AT&T U-verse.  I took the plunge on U-verse 2 years ago for better broadband speeds and haven't been disappointed in content options or download speeds.  The app I previously reviewed was really meant to be your mobile phone app--when you are somewhere else and essentially want to record something on your DVR you forgot to set.  The new version of the iPad app is actually pretty impressive.  There is even an on-demand section for content to stream to your iPad.  They are making progress, which as a subscriber, is received well even if they aren't going to match BuddyTV or Fanhattan anytime soon.

Simple.  Strong capabilities to control your first screen, access the DVR listing, record new shows/series, access multiple devices in the home, and even flip through the cover art of currently airing programs with an HD filter (doesn't remember your filter preference unfortunately).  High.

Social.  As predicted, a weak showing in Social, with the ability to post a comment to Facebook (but not Twitter), no Check-in feature, no ability to see friends' comments or viewings, etc.  Low.

Seamless.  It was not surprising to find no way to view other sources of content.  They did try to let the consumer browse content by networks for VOD (not sure why) and allowed some titles to be streamed to the iPad (but not channels). None.

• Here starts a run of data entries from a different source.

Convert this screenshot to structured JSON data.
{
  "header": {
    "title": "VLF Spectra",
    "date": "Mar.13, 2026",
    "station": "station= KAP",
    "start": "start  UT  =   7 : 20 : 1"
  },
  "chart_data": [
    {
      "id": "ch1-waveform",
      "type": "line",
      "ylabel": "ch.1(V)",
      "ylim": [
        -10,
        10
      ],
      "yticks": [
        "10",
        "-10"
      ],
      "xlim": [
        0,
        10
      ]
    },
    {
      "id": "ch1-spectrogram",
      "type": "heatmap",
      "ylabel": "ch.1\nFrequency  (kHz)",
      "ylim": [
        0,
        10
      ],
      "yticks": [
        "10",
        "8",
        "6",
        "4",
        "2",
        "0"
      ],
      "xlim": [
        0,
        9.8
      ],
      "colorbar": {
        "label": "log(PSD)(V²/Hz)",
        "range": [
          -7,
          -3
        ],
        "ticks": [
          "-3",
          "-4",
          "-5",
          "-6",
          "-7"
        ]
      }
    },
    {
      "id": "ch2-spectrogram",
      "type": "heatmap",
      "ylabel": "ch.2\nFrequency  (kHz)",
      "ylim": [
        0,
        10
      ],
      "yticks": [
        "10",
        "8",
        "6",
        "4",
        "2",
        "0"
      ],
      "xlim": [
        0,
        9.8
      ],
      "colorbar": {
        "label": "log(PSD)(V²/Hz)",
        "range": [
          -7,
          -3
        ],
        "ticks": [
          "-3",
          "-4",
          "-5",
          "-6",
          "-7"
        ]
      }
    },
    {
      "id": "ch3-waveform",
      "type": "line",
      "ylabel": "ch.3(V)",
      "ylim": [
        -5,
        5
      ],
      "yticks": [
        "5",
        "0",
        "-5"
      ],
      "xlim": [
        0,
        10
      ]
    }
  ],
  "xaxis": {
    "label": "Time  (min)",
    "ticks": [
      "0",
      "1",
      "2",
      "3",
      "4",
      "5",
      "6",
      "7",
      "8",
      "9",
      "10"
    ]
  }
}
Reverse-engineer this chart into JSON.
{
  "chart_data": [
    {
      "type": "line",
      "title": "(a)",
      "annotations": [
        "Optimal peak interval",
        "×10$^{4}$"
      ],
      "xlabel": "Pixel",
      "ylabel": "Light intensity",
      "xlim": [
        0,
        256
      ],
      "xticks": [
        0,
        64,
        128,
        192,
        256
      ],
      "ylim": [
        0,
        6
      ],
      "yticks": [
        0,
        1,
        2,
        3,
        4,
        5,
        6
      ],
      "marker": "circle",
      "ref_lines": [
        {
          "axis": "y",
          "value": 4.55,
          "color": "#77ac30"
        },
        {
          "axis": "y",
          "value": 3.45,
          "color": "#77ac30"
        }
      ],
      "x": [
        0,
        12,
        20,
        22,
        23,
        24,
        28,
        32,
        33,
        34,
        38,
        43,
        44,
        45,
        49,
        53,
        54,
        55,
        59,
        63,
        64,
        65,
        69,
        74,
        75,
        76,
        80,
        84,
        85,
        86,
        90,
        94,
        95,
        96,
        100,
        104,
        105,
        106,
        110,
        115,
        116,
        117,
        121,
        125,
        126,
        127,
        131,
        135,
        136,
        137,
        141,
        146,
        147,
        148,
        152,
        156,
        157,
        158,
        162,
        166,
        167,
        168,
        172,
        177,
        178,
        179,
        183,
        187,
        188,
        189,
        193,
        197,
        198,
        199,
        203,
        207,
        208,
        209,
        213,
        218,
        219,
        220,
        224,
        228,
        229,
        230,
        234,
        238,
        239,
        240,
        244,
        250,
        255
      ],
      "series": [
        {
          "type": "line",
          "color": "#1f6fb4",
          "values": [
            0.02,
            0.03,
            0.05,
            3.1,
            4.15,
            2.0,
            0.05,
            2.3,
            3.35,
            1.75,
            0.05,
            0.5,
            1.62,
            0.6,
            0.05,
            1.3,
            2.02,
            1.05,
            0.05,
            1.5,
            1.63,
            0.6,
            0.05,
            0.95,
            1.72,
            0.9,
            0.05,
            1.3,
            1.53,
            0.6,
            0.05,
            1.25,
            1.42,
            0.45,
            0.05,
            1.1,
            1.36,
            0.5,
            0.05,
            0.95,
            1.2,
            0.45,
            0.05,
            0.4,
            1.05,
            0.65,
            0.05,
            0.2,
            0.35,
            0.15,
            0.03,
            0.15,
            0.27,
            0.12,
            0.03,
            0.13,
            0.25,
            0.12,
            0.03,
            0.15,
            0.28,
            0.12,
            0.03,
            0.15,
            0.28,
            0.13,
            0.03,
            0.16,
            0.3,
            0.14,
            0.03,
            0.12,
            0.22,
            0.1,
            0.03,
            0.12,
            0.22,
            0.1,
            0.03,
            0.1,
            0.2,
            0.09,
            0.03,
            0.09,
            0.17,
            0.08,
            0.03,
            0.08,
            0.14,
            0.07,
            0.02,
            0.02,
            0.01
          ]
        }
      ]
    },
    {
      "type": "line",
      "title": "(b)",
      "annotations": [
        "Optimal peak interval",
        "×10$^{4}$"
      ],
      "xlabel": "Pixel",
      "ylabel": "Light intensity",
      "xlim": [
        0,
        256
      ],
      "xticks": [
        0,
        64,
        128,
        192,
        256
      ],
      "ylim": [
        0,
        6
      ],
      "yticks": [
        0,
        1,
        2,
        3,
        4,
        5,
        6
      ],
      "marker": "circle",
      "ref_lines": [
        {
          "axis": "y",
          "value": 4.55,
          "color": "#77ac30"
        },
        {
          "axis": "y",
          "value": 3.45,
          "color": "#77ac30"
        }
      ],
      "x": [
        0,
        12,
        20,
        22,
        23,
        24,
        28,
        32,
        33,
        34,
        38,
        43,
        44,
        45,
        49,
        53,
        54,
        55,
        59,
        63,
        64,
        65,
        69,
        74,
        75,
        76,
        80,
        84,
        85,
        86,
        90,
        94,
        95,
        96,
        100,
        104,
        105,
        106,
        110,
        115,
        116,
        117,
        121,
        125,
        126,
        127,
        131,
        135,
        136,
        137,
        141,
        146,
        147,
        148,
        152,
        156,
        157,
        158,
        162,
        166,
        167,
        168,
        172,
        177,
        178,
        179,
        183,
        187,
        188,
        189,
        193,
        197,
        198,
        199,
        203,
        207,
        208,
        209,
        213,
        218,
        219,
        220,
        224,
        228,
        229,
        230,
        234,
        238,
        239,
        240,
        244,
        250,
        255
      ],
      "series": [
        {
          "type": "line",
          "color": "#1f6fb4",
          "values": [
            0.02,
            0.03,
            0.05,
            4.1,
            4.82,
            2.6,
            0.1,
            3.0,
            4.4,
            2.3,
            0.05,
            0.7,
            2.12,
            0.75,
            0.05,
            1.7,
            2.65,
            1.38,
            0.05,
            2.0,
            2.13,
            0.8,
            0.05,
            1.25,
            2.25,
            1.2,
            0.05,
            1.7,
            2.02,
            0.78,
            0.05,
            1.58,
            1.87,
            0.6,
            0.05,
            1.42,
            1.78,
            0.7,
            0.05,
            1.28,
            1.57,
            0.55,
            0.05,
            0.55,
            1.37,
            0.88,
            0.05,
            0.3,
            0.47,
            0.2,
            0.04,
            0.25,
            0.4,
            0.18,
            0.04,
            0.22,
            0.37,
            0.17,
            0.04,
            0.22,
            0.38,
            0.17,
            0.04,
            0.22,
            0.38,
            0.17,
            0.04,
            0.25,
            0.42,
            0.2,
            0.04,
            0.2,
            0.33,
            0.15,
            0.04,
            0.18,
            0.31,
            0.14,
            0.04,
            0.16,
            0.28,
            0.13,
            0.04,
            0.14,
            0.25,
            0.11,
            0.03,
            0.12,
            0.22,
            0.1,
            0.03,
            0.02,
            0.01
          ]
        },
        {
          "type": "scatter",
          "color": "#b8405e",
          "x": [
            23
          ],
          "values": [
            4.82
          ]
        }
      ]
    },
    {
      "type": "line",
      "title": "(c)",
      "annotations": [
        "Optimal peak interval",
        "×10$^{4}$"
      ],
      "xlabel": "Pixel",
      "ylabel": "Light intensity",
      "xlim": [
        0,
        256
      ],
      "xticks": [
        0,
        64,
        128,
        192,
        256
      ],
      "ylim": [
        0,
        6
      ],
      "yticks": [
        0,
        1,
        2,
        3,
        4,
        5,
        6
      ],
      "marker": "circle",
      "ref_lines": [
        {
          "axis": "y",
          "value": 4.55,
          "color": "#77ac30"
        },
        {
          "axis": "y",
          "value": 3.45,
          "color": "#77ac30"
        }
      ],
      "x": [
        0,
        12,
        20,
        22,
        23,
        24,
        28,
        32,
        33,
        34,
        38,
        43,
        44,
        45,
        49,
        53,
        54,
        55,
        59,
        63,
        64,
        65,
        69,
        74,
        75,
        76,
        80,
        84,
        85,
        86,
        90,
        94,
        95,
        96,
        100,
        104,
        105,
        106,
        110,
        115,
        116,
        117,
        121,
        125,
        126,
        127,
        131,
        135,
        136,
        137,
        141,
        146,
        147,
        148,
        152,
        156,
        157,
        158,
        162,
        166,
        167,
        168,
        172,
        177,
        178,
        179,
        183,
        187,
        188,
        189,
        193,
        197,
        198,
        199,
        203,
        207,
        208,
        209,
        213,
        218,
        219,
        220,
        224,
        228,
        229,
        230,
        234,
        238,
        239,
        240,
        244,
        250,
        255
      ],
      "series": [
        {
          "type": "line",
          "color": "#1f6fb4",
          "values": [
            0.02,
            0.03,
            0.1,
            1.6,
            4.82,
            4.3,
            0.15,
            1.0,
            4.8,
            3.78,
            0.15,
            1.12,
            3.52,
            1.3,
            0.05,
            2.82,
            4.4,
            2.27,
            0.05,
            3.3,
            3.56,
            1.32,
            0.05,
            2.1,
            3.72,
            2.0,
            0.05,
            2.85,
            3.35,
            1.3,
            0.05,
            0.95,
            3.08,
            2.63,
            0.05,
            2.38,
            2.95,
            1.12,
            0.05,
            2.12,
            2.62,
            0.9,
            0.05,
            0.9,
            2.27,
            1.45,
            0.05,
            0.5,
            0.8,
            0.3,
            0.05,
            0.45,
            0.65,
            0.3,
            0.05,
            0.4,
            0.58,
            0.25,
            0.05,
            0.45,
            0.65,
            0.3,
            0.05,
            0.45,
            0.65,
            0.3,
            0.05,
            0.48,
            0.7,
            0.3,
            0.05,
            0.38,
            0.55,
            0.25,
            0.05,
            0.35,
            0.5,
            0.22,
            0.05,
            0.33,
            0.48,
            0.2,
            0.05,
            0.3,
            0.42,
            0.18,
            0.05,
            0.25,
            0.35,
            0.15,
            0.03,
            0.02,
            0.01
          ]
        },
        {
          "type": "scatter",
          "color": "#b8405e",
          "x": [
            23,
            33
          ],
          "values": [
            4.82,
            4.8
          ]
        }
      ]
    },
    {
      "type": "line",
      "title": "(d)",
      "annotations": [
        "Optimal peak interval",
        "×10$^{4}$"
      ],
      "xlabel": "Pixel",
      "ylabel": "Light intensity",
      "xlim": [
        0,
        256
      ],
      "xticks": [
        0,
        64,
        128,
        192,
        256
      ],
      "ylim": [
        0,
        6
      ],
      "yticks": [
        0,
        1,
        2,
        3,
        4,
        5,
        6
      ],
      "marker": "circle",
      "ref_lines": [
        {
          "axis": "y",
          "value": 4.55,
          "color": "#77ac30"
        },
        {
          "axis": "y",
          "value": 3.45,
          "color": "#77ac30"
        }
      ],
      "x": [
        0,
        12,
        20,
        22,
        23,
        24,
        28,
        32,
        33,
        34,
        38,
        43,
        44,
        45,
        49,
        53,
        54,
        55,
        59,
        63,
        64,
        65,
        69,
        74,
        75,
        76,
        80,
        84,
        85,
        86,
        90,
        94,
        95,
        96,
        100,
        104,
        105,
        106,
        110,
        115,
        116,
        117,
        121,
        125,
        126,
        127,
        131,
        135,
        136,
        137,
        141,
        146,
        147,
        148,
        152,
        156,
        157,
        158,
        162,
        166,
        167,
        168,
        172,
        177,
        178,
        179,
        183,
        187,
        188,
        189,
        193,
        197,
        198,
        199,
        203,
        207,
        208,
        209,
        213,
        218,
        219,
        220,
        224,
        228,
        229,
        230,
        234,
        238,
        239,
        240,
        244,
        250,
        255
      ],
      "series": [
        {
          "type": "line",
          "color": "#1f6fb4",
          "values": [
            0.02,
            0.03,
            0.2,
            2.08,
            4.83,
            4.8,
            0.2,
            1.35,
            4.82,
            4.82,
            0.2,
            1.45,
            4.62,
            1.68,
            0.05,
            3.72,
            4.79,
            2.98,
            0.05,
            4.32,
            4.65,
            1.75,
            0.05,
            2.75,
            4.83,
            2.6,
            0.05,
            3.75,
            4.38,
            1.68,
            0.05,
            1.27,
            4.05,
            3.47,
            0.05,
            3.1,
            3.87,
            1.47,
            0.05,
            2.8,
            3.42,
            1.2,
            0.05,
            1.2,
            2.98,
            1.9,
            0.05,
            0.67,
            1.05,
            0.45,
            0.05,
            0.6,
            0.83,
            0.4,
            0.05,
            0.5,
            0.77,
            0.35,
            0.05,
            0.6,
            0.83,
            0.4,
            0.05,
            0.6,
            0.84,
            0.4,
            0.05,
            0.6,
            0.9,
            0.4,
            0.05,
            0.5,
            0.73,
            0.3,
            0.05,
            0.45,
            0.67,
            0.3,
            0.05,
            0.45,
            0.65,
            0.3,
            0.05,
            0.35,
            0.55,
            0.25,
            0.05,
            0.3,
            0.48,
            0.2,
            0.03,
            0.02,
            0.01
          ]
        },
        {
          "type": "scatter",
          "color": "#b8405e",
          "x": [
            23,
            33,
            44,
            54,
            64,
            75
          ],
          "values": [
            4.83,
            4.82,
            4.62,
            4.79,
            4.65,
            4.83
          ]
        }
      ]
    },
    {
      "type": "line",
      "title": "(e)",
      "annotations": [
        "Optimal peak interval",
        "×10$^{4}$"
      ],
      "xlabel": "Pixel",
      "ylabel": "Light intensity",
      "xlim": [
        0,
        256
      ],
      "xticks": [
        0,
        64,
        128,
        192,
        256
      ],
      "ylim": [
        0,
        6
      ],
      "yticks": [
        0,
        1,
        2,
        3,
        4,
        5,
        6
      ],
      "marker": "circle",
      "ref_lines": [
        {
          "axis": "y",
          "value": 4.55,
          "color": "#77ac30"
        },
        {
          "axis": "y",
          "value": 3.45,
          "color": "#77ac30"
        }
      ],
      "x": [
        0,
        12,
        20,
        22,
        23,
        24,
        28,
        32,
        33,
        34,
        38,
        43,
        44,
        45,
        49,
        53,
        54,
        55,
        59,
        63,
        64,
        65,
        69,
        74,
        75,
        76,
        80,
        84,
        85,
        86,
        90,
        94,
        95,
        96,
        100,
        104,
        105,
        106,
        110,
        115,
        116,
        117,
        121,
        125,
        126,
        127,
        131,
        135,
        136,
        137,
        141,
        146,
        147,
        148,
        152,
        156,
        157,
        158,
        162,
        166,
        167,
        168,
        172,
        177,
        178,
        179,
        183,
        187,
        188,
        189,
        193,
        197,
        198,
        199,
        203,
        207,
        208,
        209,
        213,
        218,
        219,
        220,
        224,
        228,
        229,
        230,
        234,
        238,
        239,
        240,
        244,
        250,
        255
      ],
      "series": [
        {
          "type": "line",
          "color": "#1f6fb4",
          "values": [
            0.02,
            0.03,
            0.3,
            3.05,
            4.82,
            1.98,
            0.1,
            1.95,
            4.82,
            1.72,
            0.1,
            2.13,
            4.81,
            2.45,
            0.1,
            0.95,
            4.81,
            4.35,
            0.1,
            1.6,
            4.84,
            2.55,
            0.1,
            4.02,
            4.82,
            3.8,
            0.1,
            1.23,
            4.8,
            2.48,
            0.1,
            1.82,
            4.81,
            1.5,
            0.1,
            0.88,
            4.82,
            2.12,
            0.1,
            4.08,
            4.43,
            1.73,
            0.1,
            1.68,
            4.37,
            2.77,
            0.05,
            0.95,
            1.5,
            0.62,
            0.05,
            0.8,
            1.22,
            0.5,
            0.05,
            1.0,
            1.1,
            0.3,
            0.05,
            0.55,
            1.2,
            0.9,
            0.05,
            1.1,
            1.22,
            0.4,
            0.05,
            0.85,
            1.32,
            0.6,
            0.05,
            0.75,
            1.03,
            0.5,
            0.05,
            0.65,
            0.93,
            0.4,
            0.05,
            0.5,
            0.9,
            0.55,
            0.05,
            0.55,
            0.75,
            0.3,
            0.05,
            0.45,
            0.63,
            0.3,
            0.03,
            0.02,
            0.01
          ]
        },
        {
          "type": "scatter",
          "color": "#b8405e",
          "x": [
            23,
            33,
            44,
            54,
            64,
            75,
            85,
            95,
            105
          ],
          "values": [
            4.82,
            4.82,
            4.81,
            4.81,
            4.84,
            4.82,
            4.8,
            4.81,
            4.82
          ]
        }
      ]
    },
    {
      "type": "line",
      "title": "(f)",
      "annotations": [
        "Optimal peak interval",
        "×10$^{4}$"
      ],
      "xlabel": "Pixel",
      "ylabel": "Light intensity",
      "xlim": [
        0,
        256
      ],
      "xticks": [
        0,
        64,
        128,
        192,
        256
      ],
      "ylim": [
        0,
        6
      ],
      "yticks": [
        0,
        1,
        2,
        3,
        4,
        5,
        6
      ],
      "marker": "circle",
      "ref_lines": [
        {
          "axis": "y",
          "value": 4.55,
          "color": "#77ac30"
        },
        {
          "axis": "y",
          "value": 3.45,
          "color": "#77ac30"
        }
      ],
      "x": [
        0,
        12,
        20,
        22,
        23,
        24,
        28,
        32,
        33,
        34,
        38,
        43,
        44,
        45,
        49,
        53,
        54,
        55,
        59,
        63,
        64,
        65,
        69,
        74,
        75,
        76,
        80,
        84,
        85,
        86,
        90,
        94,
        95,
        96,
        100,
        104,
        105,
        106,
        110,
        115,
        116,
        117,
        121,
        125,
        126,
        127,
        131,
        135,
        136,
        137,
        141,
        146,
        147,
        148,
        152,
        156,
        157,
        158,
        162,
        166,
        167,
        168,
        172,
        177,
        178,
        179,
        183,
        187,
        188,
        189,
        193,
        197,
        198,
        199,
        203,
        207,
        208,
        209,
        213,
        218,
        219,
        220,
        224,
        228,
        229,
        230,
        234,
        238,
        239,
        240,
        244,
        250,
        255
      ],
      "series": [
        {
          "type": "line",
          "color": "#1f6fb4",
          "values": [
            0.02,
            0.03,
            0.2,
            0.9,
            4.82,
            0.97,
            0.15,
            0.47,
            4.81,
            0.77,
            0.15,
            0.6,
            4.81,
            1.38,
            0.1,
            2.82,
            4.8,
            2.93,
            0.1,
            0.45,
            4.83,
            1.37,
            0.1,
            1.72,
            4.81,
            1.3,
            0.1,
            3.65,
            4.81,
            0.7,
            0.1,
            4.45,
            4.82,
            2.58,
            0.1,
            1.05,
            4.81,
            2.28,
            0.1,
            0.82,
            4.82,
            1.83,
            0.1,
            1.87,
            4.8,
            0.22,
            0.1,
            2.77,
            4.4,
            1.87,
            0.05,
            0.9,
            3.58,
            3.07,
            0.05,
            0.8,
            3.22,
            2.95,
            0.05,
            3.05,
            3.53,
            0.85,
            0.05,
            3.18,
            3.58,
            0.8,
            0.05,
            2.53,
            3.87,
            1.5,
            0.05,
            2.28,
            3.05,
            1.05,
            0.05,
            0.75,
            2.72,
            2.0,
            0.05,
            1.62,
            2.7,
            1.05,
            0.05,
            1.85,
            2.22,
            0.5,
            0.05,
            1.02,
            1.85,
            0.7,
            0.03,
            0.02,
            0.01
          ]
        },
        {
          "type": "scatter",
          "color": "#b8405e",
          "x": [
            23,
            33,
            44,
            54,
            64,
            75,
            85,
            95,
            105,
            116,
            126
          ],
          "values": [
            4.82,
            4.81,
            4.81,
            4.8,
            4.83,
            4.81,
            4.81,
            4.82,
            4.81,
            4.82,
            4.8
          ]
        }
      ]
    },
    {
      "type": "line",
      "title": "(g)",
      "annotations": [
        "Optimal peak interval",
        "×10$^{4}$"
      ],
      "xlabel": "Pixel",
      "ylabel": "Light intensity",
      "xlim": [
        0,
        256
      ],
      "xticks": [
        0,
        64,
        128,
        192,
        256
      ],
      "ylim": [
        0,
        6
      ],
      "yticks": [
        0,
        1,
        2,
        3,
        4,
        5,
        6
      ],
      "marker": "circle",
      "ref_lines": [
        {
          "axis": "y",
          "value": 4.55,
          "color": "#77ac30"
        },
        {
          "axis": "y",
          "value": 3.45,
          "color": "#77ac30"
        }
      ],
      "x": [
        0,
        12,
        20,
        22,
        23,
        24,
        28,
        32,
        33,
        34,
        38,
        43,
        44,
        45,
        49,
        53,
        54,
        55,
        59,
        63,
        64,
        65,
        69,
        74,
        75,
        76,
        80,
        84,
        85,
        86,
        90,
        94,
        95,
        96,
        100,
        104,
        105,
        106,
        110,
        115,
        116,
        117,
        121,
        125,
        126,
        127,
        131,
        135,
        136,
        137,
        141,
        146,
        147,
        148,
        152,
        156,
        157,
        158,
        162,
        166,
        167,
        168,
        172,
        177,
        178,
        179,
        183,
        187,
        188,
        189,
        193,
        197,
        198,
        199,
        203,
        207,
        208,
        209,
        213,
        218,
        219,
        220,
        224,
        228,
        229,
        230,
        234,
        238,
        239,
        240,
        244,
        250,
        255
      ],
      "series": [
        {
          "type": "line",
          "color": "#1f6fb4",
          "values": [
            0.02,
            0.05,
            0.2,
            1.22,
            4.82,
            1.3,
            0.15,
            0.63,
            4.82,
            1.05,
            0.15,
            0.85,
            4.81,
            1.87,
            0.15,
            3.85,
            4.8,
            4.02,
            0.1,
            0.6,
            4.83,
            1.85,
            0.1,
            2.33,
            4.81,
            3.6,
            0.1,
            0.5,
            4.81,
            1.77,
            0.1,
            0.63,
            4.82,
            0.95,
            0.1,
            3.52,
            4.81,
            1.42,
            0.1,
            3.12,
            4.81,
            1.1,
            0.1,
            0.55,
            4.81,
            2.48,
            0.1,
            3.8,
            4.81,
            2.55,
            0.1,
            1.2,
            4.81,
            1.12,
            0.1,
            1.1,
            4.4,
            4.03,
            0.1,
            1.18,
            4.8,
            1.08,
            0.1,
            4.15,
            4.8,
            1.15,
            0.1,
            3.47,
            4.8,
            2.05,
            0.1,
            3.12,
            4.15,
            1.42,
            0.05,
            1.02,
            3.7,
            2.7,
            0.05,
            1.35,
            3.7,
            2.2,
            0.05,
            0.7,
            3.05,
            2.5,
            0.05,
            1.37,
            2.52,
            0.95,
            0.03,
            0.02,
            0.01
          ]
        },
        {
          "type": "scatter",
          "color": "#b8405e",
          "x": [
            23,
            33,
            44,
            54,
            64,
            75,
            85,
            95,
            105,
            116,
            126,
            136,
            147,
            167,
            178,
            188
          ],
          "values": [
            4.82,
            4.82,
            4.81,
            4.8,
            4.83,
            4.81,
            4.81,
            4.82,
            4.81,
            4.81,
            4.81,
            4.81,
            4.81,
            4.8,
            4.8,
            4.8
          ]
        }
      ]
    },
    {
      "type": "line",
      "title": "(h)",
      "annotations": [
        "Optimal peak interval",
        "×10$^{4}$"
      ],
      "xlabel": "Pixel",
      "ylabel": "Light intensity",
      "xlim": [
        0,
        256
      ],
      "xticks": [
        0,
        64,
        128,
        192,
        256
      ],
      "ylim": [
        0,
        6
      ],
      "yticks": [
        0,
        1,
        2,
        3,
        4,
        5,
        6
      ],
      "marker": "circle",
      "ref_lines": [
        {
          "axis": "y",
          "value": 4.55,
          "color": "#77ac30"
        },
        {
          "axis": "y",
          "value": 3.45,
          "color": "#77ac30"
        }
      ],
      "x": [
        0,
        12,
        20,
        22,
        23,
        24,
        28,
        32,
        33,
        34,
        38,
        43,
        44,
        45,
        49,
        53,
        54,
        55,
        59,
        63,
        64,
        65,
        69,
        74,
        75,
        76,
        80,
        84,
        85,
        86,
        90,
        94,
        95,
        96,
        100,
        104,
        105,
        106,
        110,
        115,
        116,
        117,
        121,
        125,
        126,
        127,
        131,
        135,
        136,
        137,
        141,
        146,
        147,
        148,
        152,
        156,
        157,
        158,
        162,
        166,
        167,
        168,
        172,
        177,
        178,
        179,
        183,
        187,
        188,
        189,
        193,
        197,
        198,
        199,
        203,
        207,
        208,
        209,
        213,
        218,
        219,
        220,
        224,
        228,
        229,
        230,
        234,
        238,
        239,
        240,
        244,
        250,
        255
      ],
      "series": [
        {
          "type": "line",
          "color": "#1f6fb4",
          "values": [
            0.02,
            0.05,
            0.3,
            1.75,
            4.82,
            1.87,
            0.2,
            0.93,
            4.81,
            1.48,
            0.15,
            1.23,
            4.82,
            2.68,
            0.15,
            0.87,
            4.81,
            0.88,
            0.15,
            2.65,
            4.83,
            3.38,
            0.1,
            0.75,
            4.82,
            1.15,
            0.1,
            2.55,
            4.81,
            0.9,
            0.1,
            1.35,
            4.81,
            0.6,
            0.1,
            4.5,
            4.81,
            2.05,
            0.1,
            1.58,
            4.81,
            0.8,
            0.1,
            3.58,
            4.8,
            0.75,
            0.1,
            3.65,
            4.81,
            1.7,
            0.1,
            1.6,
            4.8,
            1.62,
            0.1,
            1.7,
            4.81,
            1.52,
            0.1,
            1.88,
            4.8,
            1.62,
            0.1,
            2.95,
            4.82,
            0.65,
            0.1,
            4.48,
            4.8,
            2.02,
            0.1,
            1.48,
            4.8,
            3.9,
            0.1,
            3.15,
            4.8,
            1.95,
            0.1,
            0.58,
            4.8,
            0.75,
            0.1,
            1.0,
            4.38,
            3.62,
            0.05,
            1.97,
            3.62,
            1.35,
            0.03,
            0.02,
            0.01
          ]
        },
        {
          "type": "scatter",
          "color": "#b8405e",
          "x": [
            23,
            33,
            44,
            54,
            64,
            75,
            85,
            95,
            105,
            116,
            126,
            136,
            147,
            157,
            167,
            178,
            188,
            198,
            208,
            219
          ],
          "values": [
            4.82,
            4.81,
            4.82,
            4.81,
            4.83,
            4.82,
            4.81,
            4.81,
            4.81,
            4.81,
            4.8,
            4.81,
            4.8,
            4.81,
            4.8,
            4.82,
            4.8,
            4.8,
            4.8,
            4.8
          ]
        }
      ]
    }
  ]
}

Stimulating.  Again, better than I though it would be.  The ability to see show level detail in a series, cast members and photos, etc.  Not the level of Fanhattan for rich metadata and no TVplus-like synchronization experiences, but a start in the right direction.  Low.

Discovery.  Very, very rudimentary level attempt at making recommendations (Related Programs).  Low.

TimeWarner Cable.  I wouldn't say Jeff is in love with his service from TWC, but it gets the job done for his viewing and broadband needs.  When I reviewed the TimeWarner Cable app in December last year, I did not give them high marks.  They were certainly the poorest showing of the three in this blog.  Opening the app was much more difficult than the others, requiring a password re-entry each time you launched the app.  It opened onto the live streaming channels feature (something DirecTV had as well), but was slow and unresponsive to get to the other features (had to wait 4-5 seconds).  The other features were literally remote features that were also slow and difficult to use.  As Jeff put it, "This just makes the iPad a big, slow remote."

Simple.  You do have the ability to control channels, tune in to content, access the DVR, etc.  I would give it lower marks for the difficulty of use and slowness of the experience, even when tuning-in to content.  Medium.
Social.  No social features what so ever.  None.

Seamless.  No seamless features, but again this concept of being able to stream channels (only certain ones) to my iPad.  No ability to stream individual titles to the iPad.  None.

Stimulating.  Only very cursory title information available on shows and movies.  Low.

Discovery.  Nothing.  Not even and attempt.

Summing it all up.  DirecTV has a strong app and AT&T's U-Verse app is right on it's heels.  TimeWarner Cable...well, they have a long ways to go.  What about my theory last November?  They are all strong in Simple, and while DirecTV surprised me by doing better overall than I expected, I would say that AT&T's U-Verse is right where I expected them to be and TimeWarner Cable is below what I expected.  It you compared them to everyone else, they would have been middle of the pack (far behind BuddyTV, Fanhattan, etc, but ahead of the guide-only apps and most of the branded network and show apps.